Now the regulator intervenes to tame Bangladesh's volatile foreign-exchange market as the taka kept tumbling down in exchange with the US dollar lately put on a free float.
Bankers said the central bank reversed its stance through intervening unofficially in the country's foreign-exchange market Tuesday as the value of the local currency kept falling almost continuously in the last couple of days.
Under the Bangladesh Bank (BB)'s latest moves, all the authorized dealer (AD) banks have been advised to quote their exchange rates uniformly instead of individually as allowed earlier.
The AD banks quoted the US currency at maximum Tk 93.00 for the sale of bills for collection, generally known as BC, for settling import payments on Tuesday in line with the BB advice.
Earlier on Monday, majority banks quoted the greenback at maximum Tk 93.00 for the BC selling while a few quoted maximum at Tk 93.95 for their customers, according to market operators.
On the other hand, the banks also quoted dollars at maximum at Tk 92.00 on the day to remitters as well as realised export proceeds or telegraphic transfer (TT) clean of their funds.
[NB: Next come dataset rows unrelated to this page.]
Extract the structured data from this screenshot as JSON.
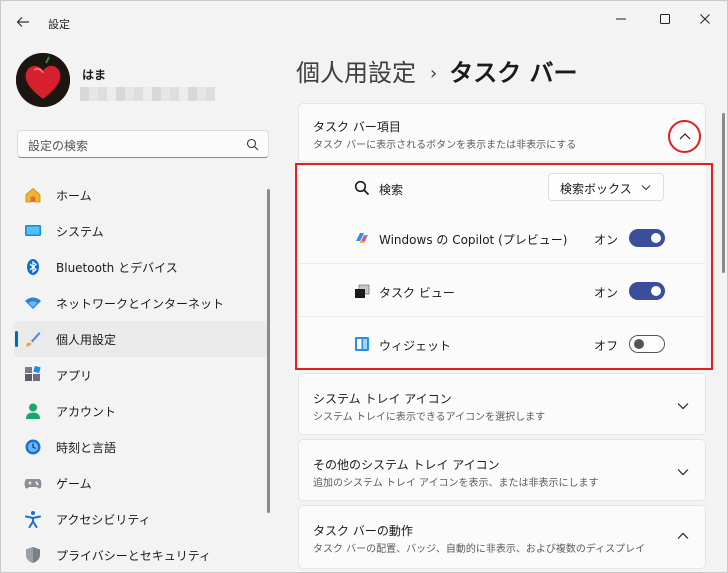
{
  "window": {
    "title": "設定",
    "controls": {
      "minimize": "−",
      "maximize": "☐",
      "close": "✕"
    }
  },
  "profile": {
    "name": "はま"
  },
  "search": {
    "placeholder": "設定の検索"
  },
  "nav": {
    "items": [
      {
        "label": "ホーム",
        "icon": "home-icon"
      },
      {
        "label": "システム",
        "icon": "system-icon"
      },
      {
        "label": "Bluetooth とデバイス",
        "icon": "bluetooth-icon"
      },
      {
        "label": "ネットワークとインターネット",
        "icon": "network-icon"
      },
      {
        "label": "個人用設定",
        "icon": "personalization-icon",
        "active": true
      },
      {
        "label": "アプリ",
        "icon": "apps-icon"
      },
      {
        "label": "アカウント",
        "icon": "account-icon"
      },
      {
        "label": "時刻と言語",
        "icon": "time-language-icon"
      },
      {
        "label": "ゲーム",
        "icon": "gaming-icon"
      },
      {
        "label": "アクセシビリティ",
        "icon": "accessibility-icon"
      },
      {
        "label": "プライバシーとセキュリティ",
        "icon": "privacy-shield-icon"
      }
    ]
  },
  "breadcrumb": {
    "parent": "個人用設定",
    "separator": "›",
    "current": "タスク バー"
  },
  "taskbar_items": {
    "title": "タスク バー項目",
    "subtitle": "タスク バーに表示されるボタンを表示または非表示にする",
    "rows": [
      {
        "label": "検索",
        "icon": "search-icon",
        "dropdown_value": "検索ボックス"
      },
      {
        "label": "Windows の Copilot (プレビュー)",
        "icon": "copilot-icon",
        "state": "オン",
        "on": true
      },
      {
        "label": "タスク ビュー",
        "icon": "task-view-icon",
        "state": "オン",
        "on": true
      },
      {
        "label": "ウィジェット",
        "icon": "widgets-icon",
        "state": "オフ",
        "on": false
      }
    ]
  },
  "sections": [
    {
      "title": "システム トレイ アイコン",
      "subtitle": "システム トレイに表示できるアイコンを選択します"
    },
    {
      "title": "その他のシステム トレイ アイコン",
      "subtitle": "追加のシステム トレイ アイコンを表示、または非表示にします"
    },
    {
      "title": "タスク バーの動作",
      "subtitle": "タスク バーの配置、バッジ、自動的に非表示、および複数のディスプレイ"
    }
  ],
  "colors": {
    "accent": "#0067c0",
    "toggle_on": "#3b4e9c",
    "highlight": "#e0201f"
  }
}
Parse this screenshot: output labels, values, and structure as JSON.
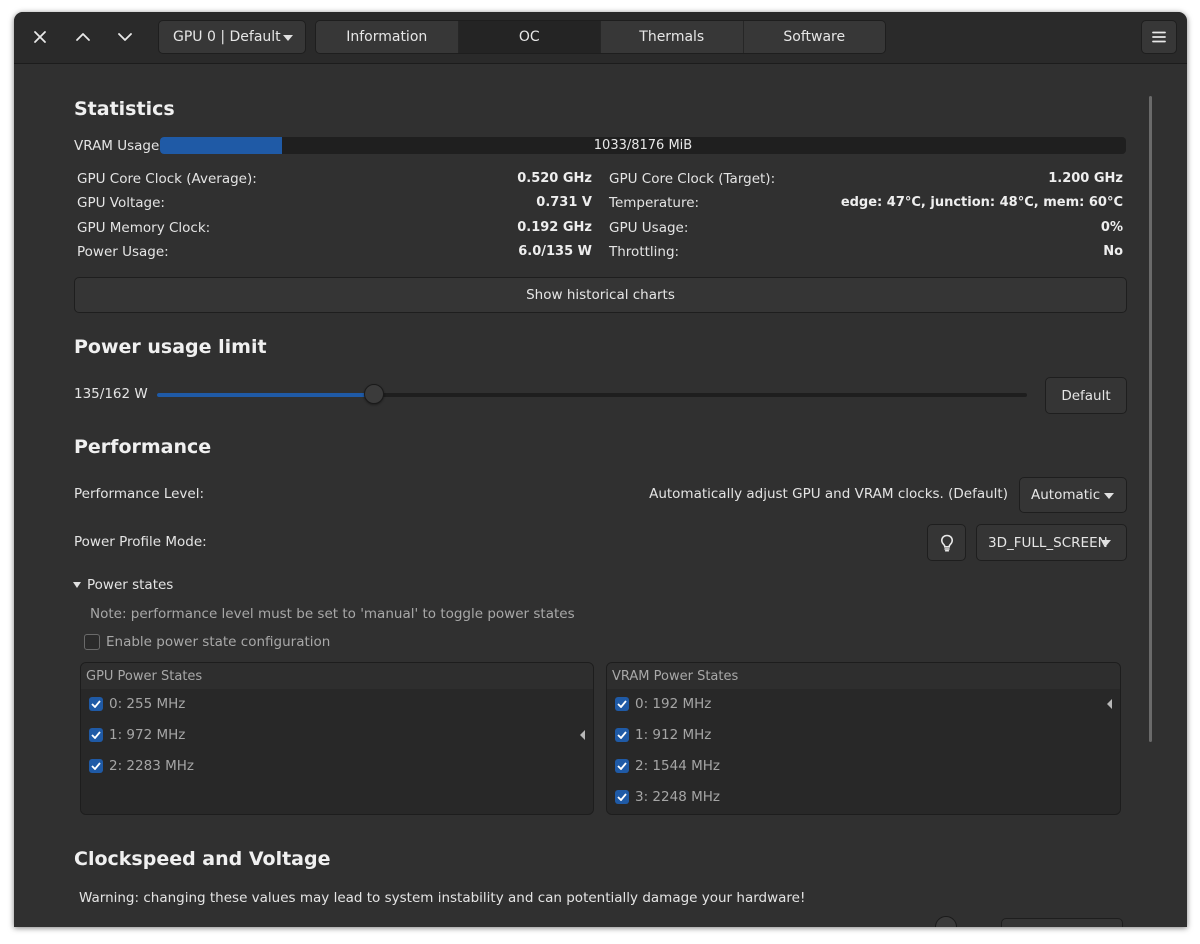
{
  "header": {
    "gpu_selector": "GPU 0 | Default",
    "tabs": [
      {
        "label": "Information",
        "active": false
      },
      {
        "label": "OC",
        "active": true
      },
      {
        "label": "Thermals",
        "active": false
      },
      {
        "label": "Software",
        "active": false
      }
    ],
    "icons": {
      "close": "close-icon",
      "up": "chevron-up-icon",
      "down": "chevron-down-icon",
      "menu": "hamburger-menu-icon"
    }
  },
  "statistics": {
    "title": "Statistics",
    "vram_label": "VRAM Usage:",
    "vram_text": "1033/8176 MiB",
    "vram_used": 1033,
    "vram_total": 8176,
    "left": [
      {
        "label": "GPU Core Clock (Average):",
        "value": "0.520 GHz"
      },
      {
        "label": "GPU Voltage:",
        "value": "0.731 V"
      },
      {
        "label": "GPU Memory Clock:",
        "value": "0.192 GHz"
      },
      {
        "label": "Power Usage:",
        "value": "6.0/135 W"
      }
    ],
    "right": [
      {
        "label": "GPU Core Clock (Target):",
        "value": "1.200 GHz"
      },
      {
        "label": "Temperature:",
        "value": "edge: 47°C, junction: 48°C, mem: 60°C"
      },
      {
        "label": "GPU Usage:",
        "value": "0%"
      },
      {
        "label": "Throttling:",
        "value": "No"
      }
    ],
    "charts_button": "Show historical charts"
  },
  "power_limit": {
    "title": "Power usage limit",
    "value_text": "135/162 W",
    "current": 135,
    "max": 162,
    "default_button": "Default"
  },
  "performance": {
    "title": "Performance",
    "level_label": "Performance Level:",
    "level_description": "Automatically adjust GPU and VRAM clocks. (Default)",
    "level_value": "Automatic",
    "profile_label": "Power Profile Mode:",
    "profile_value": "3D_FULL_SCREEN",
    "power_states_label": "Power states",
    "note": "Note: performance level must be set to 'manual' to toggle power states",
    "enable_label": "Enable power state configuration",
    "gpu_states": {
      "title": "GPU Power States",
      "items": [
        "0: 255 MHz",
        "1: 972 MHz",
        "2: 2283 MHz"
      ]
    },
    "vram_states": {
      "title": "VRAM Power States",
      "items": [
        "0: 192 MHz",
        "1: 912 MHz",
        "2: 1544 MHz",
        "3: 2248 MHz"
      ]
    }
  },
  "clockspeed": {
    "title": "Clockspeed and Voltage",
    "warning": "Warning: changing these values may lead to system instability and can potentially damage your hardware!"
  },
  "colors": {
    "accent": "#1f5aa6",
    "background": "#303030",
    "header": "#2a2a2a"
  }
}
"We're asked by the central bank verbally in the morning today (Tuesday) not to fix the BC selling rate above Tk 93.00," a senior treasury official at a leading private commercial bank (PCB) told the FE while explaining the latest situation on the market.
When contacted, a senior BB official told the FE that the central bank officials only communicated top bankers' commitment at a meeting for fixation of BC selling rate.
"We need to do that for keeping the market stable," another central banker said while replying to a query.
Earlier on June 02, the BB allowed the AD banks to fix their exchange rates individually in response to their appeal aiming to restore stability on the country's foreign-exchange market.
"We've been maintaining managed floating exchange-rate regime since 2003," Toufic Ahmed Chowdhury, former director-general of Bangladesh Institute of Bank Management (BIBM), told the FE.
"It's a floating-rate regime but the central bank may intervene into the market," Dr Chowdhury notes.
Exchange-rate fixation is not a matter of hiding, Md Nurul Amin, former chairman of the Bangladesh Foreign Exchange Dealers' Association (BAFEDA), said, adding that everybody has the right to know about the exchange rate.
"The central bank should be more open about fixation of exchange rate," the senior banker said while replying to a quarry.
The market operators expressed their worry over the uniform exchange rate, saying that it would divert the flow of inward remittances to the informal channels.
The exchange rate of cash dollar against the local currency on the open market, known as kerb market, stood at around Tk 97 Tuesday mainly due to lower supply of the greenback.
"The flow of inward remittances may switch to informal channels from official ones if the gap continues over a longer term," a senior official of a leading private commercial bank told the FE.
He also urges the policymakers to take effective measures to minimise the gap between the two rates for maintaining the existing trend in remittance.
Meanwhile, the Bangladesh Taka (BDT) depreciated further against the US dollar mainly due to higher demand for the greenback for settling import-payment obligations.
The local currency lost its value by 30 paisa on the inter-bank foreign-exchange market on the day, according to market operators.
The US currency was quoted at Tk 92.80 each on the day against Tk 92.50 on the previous working day. It was Tk 89.90 on June 02.
In the meantime, the local currency has lost its value worth Tk 7.0 or more than 8.0 cent since January 2022. The dollar was traded at Tk 85.80 on January 08 last.
The BDT, however, has depreciated by Tk 3.80 or 4.27 per cent from June 02 till June 14.
However, the central bank continued providing its foreign-currency support to the scheduled banks in a bigger way for managing the forex- market volatility.
It sold $64 million directly to three banks on Tuesday to help them meet the growing demand for the greenback.
Earlier on Monday, the central bank sold $105 million to banks on the same ground.
The BB has so far injected $6.86 billion from the reserves directly into commercial banks as liquidity support for settling their import-payment obligations in the current fiscal year, FY 2021-22.
Bangladesh's forex reserves came down to $41.53 billion on Tuesday from $41.55 billion of the previous day - following higher sales of the greenback from the reserves.
The local currency is maintaining a depreciating trend - mainly due to higher outflow of foreign exchange - following a hefty growth in import payments amid global price rises compared to the inflow in the last few months.
The mismatch has resulted in widening current-account deficit in a macroeconomic imbalance that prompts the government to adopt some thrift measures and put baits on offer for netting foreign exchange to secure the depleting reserves.